Splitting the query into words ensures BM25 can evaluate term frequency and relevance. The result is a list of numerical scores—one per document.

In [None]:
top_docs_indices = np.argsort(bm25_scores)[-top_n:]

This line sorts the BM25 scores and extracts the indices of the top 10 highest scoring documents will be passed to semantic stage.

In [None]:
top_docs_embeddings = [document_embeddings[i] for i in top_docs_indices]

Here you gather the dense embeddings for only the BM25 selected documents.
This reduces the search space and allows FAISS to perform a more efficient and meaningful semantic comparison.

In [None]:
query_embedding = model.encode([query])

The query is converted into a dense vector using the same SentenceTransformer model used for the documents.
This ensures the query and documents live in the same semantic space

In [None]:
sub_index = faiss.IndexFlatL2(top_docs_embeddings[0].shape[0])

This initializes a new FAISS index this time only for the top BM25 documents.
The index uses L2 distance and is sized according to the embedding dimension.

In [None]:
sub_index.add(np.array(top_docs_embeddings).astype('float32'))

This adds the embeddings of the BM25 selected documents into the FAISS sub index.
FAISS requires vectors in float32 format, so the embeddings are converted before insertion. Once added, the sub index becomes ready for fast semantic similarity search.

In [None]:
_,sub_dense_ranked_indices = sub_index.search(np.array(query_embedding).astype('float32'), top_n)

This performs a FAISS search using the query embedding.
FAISS returns the indices of the most semantically similar documents within the BM25 filtered subset.

The underscore _ captures distances, while sub_dense_ranked_indices contains the ranked positions.

In [None]:
sub_dense_ranked_indices


array([[9, 8, 1, 0, 6, 7, 2, 4, 3, 5]])

This output shows the order of the top documents within the sub index.
Each number refers to a position inside the BM25 filtered list

In [None]:
final_ranked_indices = [top_docs_indices[i] for i in sub_dense_ranked_indices[0]]

This is the key step that merges sparse and dense retrieval.

This step translates the FAISS ranking back into the original document indices.
It has a final list of document positions ranked by semantic similarity only with in relevant BM25 candidate list

In [None]:
ranked_docs = [documents[i] for i in final_ranked_indices]

This extracts the actual text of the documents in their final hybrid ranked order.
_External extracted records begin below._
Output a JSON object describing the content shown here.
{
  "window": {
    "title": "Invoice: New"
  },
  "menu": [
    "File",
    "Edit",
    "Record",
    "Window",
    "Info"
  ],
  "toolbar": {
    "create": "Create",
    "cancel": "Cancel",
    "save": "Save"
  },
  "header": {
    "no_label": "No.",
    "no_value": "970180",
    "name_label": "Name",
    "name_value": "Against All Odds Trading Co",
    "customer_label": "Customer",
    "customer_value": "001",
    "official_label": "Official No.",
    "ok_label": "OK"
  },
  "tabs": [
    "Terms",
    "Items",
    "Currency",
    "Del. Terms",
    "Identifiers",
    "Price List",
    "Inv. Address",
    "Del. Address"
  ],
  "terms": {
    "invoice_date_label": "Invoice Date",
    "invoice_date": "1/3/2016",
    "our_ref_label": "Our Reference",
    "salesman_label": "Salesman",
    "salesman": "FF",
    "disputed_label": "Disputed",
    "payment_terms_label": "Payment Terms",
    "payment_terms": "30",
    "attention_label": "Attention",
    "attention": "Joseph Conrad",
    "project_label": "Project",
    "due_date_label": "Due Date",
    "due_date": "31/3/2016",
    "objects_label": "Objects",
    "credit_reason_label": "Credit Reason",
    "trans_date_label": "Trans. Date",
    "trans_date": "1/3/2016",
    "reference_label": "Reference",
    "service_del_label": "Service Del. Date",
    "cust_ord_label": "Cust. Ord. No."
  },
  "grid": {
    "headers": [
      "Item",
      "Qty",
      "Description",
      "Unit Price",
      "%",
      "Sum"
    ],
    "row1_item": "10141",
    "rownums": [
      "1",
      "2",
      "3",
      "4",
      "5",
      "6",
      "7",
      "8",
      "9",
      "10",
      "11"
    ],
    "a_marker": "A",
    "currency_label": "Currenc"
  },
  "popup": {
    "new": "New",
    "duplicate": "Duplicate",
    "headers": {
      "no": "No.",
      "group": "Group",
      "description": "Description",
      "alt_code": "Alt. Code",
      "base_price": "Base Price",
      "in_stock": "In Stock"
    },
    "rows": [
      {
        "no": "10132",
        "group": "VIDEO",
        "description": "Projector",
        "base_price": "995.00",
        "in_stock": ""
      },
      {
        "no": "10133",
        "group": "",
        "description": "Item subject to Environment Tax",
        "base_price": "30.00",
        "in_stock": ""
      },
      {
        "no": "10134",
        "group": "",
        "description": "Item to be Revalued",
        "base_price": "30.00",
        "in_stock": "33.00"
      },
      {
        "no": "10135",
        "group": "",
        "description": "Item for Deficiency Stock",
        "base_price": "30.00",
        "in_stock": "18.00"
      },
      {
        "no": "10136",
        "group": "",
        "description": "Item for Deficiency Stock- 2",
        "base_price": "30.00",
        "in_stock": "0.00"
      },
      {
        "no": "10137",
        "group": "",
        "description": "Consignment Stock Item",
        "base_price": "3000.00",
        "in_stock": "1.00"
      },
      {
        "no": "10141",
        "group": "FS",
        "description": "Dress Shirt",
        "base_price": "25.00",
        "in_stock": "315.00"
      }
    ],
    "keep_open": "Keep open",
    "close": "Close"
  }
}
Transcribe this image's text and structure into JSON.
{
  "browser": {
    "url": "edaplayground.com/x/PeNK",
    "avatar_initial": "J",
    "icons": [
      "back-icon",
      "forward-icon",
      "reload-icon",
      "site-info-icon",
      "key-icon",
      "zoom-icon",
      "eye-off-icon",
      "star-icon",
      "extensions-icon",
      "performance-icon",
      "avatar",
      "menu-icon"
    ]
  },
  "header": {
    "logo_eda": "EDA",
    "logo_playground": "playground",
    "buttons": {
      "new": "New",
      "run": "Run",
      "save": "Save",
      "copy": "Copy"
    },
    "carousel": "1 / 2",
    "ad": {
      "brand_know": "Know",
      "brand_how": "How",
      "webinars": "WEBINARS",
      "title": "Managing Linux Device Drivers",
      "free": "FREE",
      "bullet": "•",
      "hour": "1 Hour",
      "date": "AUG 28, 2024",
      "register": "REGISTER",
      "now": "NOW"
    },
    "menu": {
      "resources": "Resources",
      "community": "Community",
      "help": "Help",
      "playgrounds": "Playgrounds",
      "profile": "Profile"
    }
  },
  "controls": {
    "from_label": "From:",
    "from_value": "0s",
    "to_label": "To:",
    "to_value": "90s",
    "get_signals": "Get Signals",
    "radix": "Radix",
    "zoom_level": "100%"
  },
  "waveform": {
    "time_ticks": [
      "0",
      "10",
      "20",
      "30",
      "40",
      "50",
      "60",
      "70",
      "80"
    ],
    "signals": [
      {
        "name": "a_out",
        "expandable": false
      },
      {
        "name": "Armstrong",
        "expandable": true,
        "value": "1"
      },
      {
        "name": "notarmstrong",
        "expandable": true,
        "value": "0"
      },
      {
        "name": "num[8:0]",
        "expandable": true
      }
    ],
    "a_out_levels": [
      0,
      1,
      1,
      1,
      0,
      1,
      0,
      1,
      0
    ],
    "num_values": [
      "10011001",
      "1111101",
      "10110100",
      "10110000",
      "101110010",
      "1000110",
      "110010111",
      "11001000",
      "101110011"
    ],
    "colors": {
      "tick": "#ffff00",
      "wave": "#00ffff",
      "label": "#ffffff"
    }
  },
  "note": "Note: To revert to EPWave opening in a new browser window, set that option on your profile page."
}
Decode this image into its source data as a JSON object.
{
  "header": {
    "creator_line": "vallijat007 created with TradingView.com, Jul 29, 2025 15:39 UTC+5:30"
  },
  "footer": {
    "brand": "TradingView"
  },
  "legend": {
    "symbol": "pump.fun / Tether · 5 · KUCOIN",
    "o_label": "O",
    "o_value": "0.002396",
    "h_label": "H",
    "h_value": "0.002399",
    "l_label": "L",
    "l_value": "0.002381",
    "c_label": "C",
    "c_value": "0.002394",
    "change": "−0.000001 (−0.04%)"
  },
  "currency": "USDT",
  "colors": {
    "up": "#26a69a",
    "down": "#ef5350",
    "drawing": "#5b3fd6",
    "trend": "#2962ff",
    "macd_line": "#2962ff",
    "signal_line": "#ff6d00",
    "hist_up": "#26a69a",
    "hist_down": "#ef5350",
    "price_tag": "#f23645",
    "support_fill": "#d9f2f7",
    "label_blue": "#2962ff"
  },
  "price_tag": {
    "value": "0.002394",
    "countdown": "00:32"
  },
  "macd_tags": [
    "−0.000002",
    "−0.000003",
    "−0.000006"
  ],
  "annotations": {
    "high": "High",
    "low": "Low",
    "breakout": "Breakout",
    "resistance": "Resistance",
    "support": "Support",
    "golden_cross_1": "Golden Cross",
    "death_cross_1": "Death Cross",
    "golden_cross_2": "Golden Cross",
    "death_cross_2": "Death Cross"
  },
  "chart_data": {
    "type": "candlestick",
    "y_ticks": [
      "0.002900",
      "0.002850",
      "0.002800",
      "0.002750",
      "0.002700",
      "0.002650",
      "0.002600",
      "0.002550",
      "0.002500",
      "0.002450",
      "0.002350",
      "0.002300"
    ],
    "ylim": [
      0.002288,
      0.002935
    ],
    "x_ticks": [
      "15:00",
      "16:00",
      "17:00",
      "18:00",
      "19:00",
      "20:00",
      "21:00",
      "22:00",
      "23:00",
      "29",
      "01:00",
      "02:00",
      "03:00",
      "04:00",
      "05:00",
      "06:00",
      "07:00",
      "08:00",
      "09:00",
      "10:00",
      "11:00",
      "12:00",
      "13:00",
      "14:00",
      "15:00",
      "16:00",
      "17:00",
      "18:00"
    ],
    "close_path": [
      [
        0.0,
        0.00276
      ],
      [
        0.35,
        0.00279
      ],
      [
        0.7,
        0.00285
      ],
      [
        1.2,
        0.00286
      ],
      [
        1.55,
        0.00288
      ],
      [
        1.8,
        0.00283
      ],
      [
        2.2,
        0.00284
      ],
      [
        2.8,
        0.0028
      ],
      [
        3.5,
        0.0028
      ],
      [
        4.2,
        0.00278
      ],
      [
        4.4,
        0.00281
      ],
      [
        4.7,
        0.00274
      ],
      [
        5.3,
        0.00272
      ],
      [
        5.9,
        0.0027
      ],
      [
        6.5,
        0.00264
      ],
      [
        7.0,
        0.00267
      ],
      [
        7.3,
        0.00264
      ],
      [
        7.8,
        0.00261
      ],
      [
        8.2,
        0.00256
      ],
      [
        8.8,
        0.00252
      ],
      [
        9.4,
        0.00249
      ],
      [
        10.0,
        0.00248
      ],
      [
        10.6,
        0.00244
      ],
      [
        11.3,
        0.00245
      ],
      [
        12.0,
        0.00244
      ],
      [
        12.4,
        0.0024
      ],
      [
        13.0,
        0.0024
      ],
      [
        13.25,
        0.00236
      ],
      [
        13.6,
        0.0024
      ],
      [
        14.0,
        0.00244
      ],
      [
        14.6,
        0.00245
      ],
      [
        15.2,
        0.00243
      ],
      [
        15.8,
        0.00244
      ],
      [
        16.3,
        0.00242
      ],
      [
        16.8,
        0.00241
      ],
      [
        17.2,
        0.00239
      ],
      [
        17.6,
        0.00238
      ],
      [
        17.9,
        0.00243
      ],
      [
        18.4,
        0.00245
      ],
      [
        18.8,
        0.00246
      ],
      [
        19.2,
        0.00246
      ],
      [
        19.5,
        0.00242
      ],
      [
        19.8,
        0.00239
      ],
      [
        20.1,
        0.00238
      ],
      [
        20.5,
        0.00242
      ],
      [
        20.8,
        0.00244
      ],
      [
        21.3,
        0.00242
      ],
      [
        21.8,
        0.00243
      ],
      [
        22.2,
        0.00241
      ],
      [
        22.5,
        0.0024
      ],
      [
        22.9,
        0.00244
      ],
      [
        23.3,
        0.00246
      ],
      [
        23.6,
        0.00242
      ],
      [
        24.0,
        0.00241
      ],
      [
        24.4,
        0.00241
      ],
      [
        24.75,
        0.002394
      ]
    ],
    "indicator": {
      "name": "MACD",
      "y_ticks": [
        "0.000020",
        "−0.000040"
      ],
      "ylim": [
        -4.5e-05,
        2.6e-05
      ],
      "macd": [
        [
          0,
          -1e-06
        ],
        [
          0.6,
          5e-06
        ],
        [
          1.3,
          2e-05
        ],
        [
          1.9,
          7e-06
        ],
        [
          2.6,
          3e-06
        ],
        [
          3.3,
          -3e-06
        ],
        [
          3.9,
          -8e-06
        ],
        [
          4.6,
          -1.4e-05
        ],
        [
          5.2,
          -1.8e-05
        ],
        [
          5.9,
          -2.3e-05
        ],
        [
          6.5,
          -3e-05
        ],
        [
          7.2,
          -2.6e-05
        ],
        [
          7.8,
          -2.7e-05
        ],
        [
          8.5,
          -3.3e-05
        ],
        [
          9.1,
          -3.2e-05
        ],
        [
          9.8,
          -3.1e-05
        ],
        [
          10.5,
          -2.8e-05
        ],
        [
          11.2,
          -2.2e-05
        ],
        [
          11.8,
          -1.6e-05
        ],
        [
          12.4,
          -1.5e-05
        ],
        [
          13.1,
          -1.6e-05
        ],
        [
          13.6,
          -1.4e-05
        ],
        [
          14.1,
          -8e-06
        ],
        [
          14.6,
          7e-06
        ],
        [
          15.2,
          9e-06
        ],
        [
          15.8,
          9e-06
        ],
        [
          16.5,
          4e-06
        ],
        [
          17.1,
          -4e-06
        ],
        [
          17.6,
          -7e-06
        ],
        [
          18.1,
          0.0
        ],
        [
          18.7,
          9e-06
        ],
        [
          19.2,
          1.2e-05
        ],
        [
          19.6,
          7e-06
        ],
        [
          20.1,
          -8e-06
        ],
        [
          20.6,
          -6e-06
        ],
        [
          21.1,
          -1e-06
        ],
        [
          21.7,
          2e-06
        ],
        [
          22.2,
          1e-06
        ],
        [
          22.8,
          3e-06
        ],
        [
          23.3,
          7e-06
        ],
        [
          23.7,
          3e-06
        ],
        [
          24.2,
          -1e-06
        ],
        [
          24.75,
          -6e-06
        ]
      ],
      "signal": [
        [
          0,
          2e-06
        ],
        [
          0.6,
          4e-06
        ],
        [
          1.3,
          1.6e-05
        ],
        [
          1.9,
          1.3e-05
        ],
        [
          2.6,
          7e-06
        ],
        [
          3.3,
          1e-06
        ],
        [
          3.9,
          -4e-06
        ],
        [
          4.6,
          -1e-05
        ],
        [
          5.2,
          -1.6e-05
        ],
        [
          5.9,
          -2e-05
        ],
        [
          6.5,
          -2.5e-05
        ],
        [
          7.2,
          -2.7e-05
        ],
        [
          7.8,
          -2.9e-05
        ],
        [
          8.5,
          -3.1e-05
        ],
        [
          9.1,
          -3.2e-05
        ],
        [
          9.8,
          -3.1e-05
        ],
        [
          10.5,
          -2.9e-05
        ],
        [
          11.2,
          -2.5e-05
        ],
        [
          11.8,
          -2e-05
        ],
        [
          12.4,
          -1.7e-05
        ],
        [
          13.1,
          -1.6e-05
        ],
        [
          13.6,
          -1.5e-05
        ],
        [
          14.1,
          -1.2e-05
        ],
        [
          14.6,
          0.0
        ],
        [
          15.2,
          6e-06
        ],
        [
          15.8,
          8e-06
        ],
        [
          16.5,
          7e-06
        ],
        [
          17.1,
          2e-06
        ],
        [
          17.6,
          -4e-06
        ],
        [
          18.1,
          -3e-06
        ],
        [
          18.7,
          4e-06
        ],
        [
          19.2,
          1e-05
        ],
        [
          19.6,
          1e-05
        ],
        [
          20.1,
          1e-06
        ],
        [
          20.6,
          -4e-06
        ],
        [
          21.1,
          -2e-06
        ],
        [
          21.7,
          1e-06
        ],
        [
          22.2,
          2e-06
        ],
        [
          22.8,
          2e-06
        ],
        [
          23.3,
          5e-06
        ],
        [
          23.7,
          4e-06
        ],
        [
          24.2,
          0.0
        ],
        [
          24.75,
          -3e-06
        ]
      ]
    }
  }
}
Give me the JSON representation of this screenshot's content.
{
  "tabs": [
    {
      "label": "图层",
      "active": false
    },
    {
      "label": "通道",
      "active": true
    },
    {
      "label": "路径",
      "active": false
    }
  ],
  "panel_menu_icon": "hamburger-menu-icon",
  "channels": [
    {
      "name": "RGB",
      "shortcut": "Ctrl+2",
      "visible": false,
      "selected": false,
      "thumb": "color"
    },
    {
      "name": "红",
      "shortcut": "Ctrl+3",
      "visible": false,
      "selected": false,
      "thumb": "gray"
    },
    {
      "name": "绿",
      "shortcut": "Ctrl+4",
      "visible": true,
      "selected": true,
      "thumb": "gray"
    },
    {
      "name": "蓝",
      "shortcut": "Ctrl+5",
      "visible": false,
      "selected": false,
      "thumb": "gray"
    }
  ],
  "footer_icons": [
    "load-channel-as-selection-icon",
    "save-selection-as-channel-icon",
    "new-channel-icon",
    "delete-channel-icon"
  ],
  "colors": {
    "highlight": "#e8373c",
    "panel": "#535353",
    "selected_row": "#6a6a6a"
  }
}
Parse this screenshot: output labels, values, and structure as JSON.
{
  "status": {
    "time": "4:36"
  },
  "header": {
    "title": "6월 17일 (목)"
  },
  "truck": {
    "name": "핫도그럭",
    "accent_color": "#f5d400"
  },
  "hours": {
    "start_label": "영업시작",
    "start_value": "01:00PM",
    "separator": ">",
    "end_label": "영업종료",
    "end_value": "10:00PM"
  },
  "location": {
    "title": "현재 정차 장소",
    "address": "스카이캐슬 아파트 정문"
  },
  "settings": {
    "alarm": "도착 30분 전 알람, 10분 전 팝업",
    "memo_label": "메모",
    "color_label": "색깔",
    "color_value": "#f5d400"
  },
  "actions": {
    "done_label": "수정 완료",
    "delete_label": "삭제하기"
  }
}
The result is a list of documents that are both:

Keyword relevant

Semantically aligned with the query (ranked by FAISS)

In [None]:
ranked_docs

['AI includes areas like NLP and Computer Vision.',
 'Computer Vision allows machines to see and understand.',
 'Natural Language Processing involves understanding text.',
 'Deep Learning is a subset of Machine Learning.',
 "Van Gogh's Starry Night is a popular piece of art.",
 'Basketball is a sport played with a round ball and two teams.',
 'Mozart was a prolific composer during the classical era.',
 "The Nile is one of the world's longest rivers.",
 'The Pyramids of Giza are architectural marvels.',
 'Mount Everest is the tallest mountain on Earth.']

#Provide a brief description of the process this code implements.

This code implements a hybrid document retrieval system that combines keyword based search (BM25) with semantic vector search (SentenceTransformers + FAISS) to return the most relevant documents for a user query.

The workflow follows these steps:

- Prepare the data by loading documents and defining a query.

- Build a BM25 index to score documents based on keyword overlap with the query.

- Select the top BM25 candidates, narrowing the search space to the most likely matches.

- Generate dense embeddings for both documents and the query using a SentenceTransformer model.

- Use FAISS to perform fast semantic similarity search among the BM25 filtered documents.

- Rerank the candidates based on semantic similarity and return the final ordered list of relevant documents.

Overall, the system first filters documents using keywords, then reranks them using meaning, giving more accurate and efficient search result than either method alone.